Leer sobre las grandes batallas
de la historia provoca sentimientos encontrados. Nos apasionaría, como hizo
Jerjes en Salamina, poder contemplarlas en un cómodo trono desde un
promontorio. Pero a la vez sentimos el alivio de librarnos del horrible
espectáculo, el vértigo de tanta crueldad junta, el agolpamiento brusco de
tantas almas a las puertas del Hades. Y, sobre todo, la inmensa suerte de
librarnos del dolor y el terror, de poder contemplarlas tras el velo del
tiempo, que las hace casi tan irreales y esquemáticas (buenos, malos, héroes,
traidores…) como un relato épico.
La grandeza se
concibe en la distancia, cuando, al amor del fuego, uno puede dejar que la
imaginación le estremezca con la bravura de Aquiles o la astucia de Napoleón,
sabiendo que luego se irá a dormir, a salvo en su humilde trivialidad cotidiana.
En el fragor de la contienda no debe haber sitio más que para el pavor, la consternación,
la rabia atropellada y el dolor candente. La gloria la ponemos después, en las
leyendas: no hay grandeza en la violencia ciega, en el destrozo de los cuerpos,
en la súbita siega de la vida. La literatura tiene ese don: impregna lo divino
en lo humano, lo eterno en lo pedestre, y tanto inventa amores inmaculados como
convierte en héroes a hombres desesperados o sanguinarios.
Y no es que no
pueda haber en ello algo de cierto: la guerra, que saca lo peor, seguramente
también obligará al cobarde a apelar a un coraje que desconocía, al mezquino a
entregarse, al indeciso a actuar con resolución, al reticente a apoyarse en los
otros.

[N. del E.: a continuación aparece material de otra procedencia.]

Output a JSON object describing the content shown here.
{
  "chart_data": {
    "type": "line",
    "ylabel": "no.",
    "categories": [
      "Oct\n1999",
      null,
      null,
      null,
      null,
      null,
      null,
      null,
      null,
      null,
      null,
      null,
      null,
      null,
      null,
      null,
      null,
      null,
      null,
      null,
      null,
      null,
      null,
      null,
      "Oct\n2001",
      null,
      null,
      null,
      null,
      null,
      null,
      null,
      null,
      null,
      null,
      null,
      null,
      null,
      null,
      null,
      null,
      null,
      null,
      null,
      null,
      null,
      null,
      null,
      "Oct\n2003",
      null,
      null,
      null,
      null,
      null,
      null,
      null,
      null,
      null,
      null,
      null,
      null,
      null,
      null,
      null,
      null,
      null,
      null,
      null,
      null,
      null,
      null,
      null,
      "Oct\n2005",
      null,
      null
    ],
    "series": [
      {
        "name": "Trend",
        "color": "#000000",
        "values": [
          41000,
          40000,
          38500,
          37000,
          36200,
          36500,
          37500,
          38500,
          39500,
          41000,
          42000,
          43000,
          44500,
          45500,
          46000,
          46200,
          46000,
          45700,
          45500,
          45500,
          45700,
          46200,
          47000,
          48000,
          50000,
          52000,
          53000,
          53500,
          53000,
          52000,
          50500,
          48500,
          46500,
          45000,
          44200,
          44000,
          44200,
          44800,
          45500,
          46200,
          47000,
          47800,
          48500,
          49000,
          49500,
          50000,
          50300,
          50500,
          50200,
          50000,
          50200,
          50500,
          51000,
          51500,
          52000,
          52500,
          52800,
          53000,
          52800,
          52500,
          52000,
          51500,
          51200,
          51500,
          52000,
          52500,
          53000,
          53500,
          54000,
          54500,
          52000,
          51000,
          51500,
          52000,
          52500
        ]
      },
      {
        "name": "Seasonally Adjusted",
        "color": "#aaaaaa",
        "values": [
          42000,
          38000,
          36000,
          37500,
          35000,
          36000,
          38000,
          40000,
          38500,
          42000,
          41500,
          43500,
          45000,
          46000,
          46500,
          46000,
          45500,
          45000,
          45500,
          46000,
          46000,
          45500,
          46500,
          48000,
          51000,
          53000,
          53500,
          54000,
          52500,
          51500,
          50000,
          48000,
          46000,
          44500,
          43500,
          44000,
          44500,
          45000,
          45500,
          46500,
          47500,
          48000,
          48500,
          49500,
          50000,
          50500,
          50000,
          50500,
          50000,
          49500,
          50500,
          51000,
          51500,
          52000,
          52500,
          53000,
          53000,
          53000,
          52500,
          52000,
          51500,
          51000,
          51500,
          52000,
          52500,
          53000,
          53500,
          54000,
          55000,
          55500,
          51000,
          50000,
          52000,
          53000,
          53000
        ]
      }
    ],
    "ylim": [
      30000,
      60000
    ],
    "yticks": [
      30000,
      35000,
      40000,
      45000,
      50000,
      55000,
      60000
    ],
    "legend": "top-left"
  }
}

Como todas las situaciones extremas, la guerra debe borrar de un
manotazo esa retahíla de pequeñas rivalidades, envidias y antipatías que
salpican nuestras relaciones cotidianas, compactando las filas en un espíritu
de grupo en el que se disuelven las individualidades, esa efusión que F.
Alberoni llamó estado naciente. En una batalla debe supurar tanta adrenalina
que no es extraño que hayan existido adictos al combate, y se haya cantado su
belleza, como hacía Gil Vicente en el siglo XVI comparándola con la de su
amada:
Digas tú, el caballero
que las armas vestías,
si el caballo o las armas o la guerra
es tan bella.
Pero no, la belleza de la guerra está hecha de dolor y muerte, de sangre y brutalidad; no la queremos. “La guerra es ocupación más propia de bestias que de hombres”, escribe Juan Luis Vives, recordándonos que lo humano se hace valioso en la construcción, no en la destrucción. Si puede inspirarnos entusiasmo o valor, no basta para compensar su horror y su vileza. ¿Vale la pena ganar cuando se pierde tanto? Por otra parte, ¿quién gana o pierde? Gana la avaricia de un poderoso a la de otro; en cambio, los pobres siempre pierden: la tierra, las casas, la cosecha, la justicia, la vida…
Y, en definitiva,
¿qué es lo que decide el triunfo o el fracaso? La astucia y la prudencia cuentan,
pero seguramente menos que la suerte, las fluctuaciones del ánimo, los errores
del enemigo. Se comprueba en esos remedos de combates que son los encuentros
deportivos. Hay grandes jugadores y grandes guerreros, pero todos tienen días
mejores y peores.
Puestos
a luchar, mejor ser grandes forjadores de la paz y de la vida. Defenderlas es lo único que hace que merezca la pena ir a la guerra: si un día no hay más remedio,
tengamos al menos la decencia de hacerlo con tristeza.